Sabemos dos salários estratosféricos dos astros do futebol. Cristiano Ronaldo acaba de ser contratado pelo Al-Nasser, da Arábia Saudita, por um salário de 100 milhões de euros anuais. A Copa do Mundo custou ao Catar 222 bilhões de euros, ou seja, 1,2 trilhão de reais. Lembro que o PIB do Distrito Federal, que tem mais de 3 milhões de habitantes, é de 268 bilhões de reais. Assim, a Copa custou 4 vezes o nosso PIB. São números quase inacreditáveis. Mas é isso mesmo, acreditem.

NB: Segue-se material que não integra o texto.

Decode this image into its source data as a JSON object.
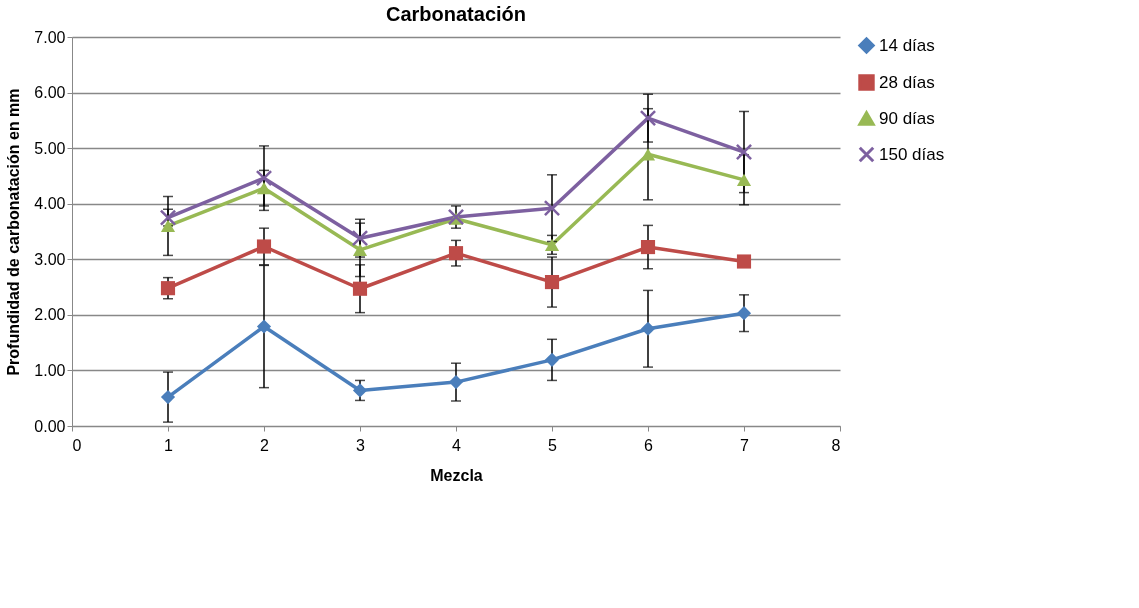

Não quero usar aqui de vitimização, proselitismo, de falar de coisas negativas, de tentar “melar” a Copa e a Seleção Brasileira, que têm uma importância enorme para a identificação de nosso povo, já que o futebol encarna a alma do Brasil. Se esse fato lamentável e repugnante tivesse sido praticado apenas pelos jogadores jovens da Seleção, num momento de descontração, tudo bem. Mas não, foi feito por Ronaldo Nazário, um gênio do futebol, empresário, de 46 anos de idade. Ou seja, um velho! Ronaldo vem de uma família pobre, que vivia enormes dificuldades. Todos nós podemos cometer atos impensados, mas estupidez tem limites. Sei, e digo aqui em quase todos os meus textos, que estamos cercados pela loucura. Mas não me recordo de ter visto tantos atos tresloucados como estou vendo agora. Se isso tem a ver com a pandemia, com as redes sociais, com o mundo digital, não sei, mas comer ouro, sejamos francos, é demais para nossos estômagos. Entala qualquer um. E estamos entalados com esses galáticos comedores de ouro.

Esse ato não vai manchar a Copa e nem vai impedir que torçamos apaixonadamente pela Seleção Brasileira. Mas ele nos ensina, contudo, o quanto os homens podem agir como loucos. Sabemos que o Catar é um barril de petróleo cheio de gente morando em cima dele, ou seja, rico em ouro negro, o precioso líquido que faz o mundo andar sobre rodas. Os xeques árabes vivem como deuses. Mas que comer ouro, o minério símbolo da riqueza e da ganância humana, é estranho, é! E é por isso que a segunda sentença mais famosa de Shakespeare precisa ser aplicada a essa atitude desumana, que simboliza de forma cruel, o quanto os homens podem ser cegos e insensíveis ao sofrimento de seus semelhantes. Esse ato representa isso. E deve ser repudiado e denunciado por todos nós. O Deus que ilumina e deu habilidade a esses semideuses do futebol está magoado. E nós também! Eles nos devem desculpas! E que venha o hexacampeonato!